Nous assistons, dans cette primaire, à une spectaculaire polarisation des finalistes
Faites l’expérience : regardez Alain Juppé de dos quand il dénonce, je cite, « la casse sociale » que représente le programme économique de François Fillon, vous verrez (pour les plus vieux d’entre vous) le crâne d’Henri Krasucki. Faut-il que la situation soit à ce point désespérée pour que (avec quand même à ses côtés Hervé Mariton et Jean-François Copé), Alain Juppé use ainsi du vocabulaire de la CGT : « casse sociale » ! Alors que les programmes des deux candidats, sur ces sujets, ne sont pas si éloignés… En revanche, quand il souligne le déport droitier de son concurrent sur les questions de société, il dit vrai. Le conservatisme de F.Fillon éclate au grand jour, alors qu’avant dimanche, il était dilué dans un discours à dominante économique, atténué par un ton maitrisé et serein. Et surtout étouffé par les outrances bruyantes de N.Sarkozy, que d’ailleurs F.Fillon ne se privait pas de critiquer.

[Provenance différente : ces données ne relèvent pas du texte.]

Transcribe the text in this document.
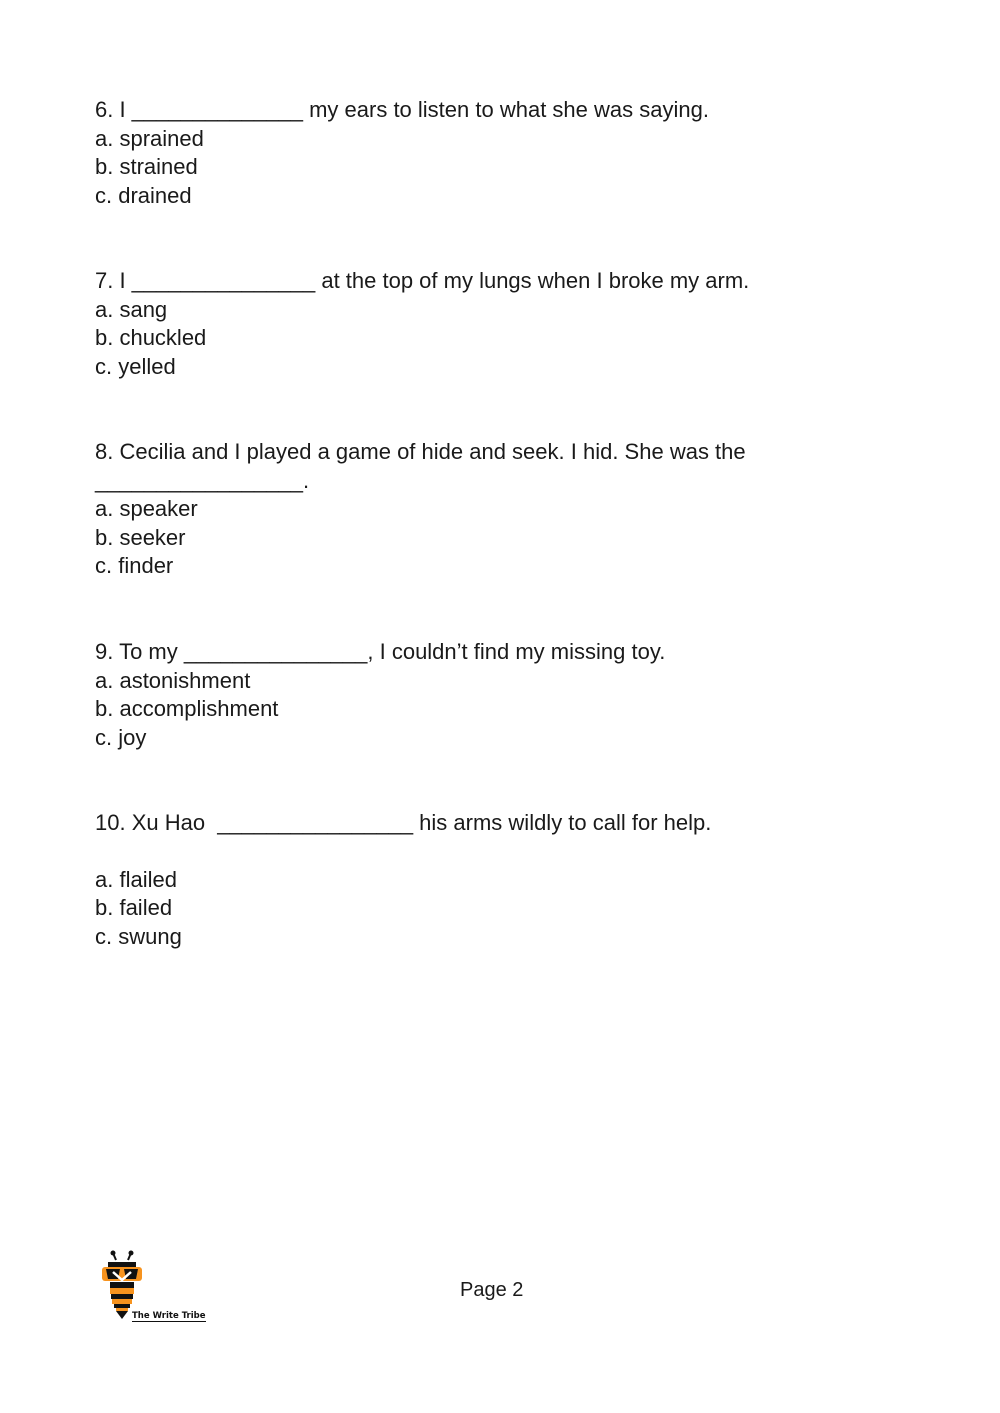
6. I ______________ my ears to listen to what she was saying.

a. sprained
b. strained
c. drained

7. I _______________ at the top of my lungs when I broke my arm.

a. sang
b. chuckled
c. yelled

8. Cecilia and I played a game of hide and seek. I hid. She was the
_________________.

a. speaker
b. seeker
c. finder

9. To my _______________, I couldn’t find my missing toy.

a. astonishment
b. accomplishment
c. joy

10. Xu Hao  ________________ his arms wildly to call for help.

a. flailed
b. failed
c. swung
The Write Tribe
Page 2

Pourquoi insiste-t-il sur les thèmes sociétaux, clivant, alors qu’il est quasiment sûr de gagner dimanche ?
Sans doute parce qu’il a étudié de près la structure provinciale, bourgeoise, âgée et catholique, de l’électorat de la primaire. Peut-être aussi parce que ce sont ses convictions, et que le vent du moment le porte à libérer sa parole. F.Fillon a dit hier que, selon lui, la « France n’a jamais été aussi à droite ». Il veut aussi puiser dans le grand réservoir du FN réactionnaire du sud, les moyens d’une puissance politique pour sortir en force de cette primaire, avec un score de maréchal. Mais pourtant, il y a très peu de mesures sociétales concrètes prévues dans son programme. Certes il veut réécrire la loi Taubira sur la question de l’adoption plénière et lancer un projet de changement des programmes d’histoire pour revenir à un roman national à l’ancienne… Le reste ce sont des mots, des « à titre personnel, je pense que » sur la question de l’avortement, par exemple, une petite musique de victoire culturelle conservatrice à coté de laquelle il ne veut pas passer. Il est un projet tout de même qui passe inaperçu… c’est cette menace qu’il brandit depuis quelques semaines, de prévoir que la France quitte la Cours Européenne des Droits de l’Homme si celle-ci ne change pas de doctrine sur la question de l’adoption des enfants par des couples homosexuels. Pouvoir estimer que la France s’affranchisse des règles européennes en matière de droits de l’homme est un signe tangible et assez édifiant de l’évolution (donc plus que sémantique) de F.Fillon sur les questions de société. Au fond, la question essentielle est de savoir si F.Fillon exprime un avis qui monte dans la société, ou s’il exprime un avis déclinant mais qui se décomplexe et représente juste le noyau conservateur de la droite mobilisée pour la primaire. La réponse à cette question ne sera pas délivrée dimanche, mais plutôt en avril prochain. Et elle n’est pas si évidente, comme le montre en réalité l’acceptation grandissante, par exemple, du mariage homosexuel et même de l’adoption par l’ensemble de la société. En attendant, la gauche (fracturée sur les questions économiques) a peut-être dégoté là le candidat idéal, qui lui permettra de s’unir sur les sujets de société.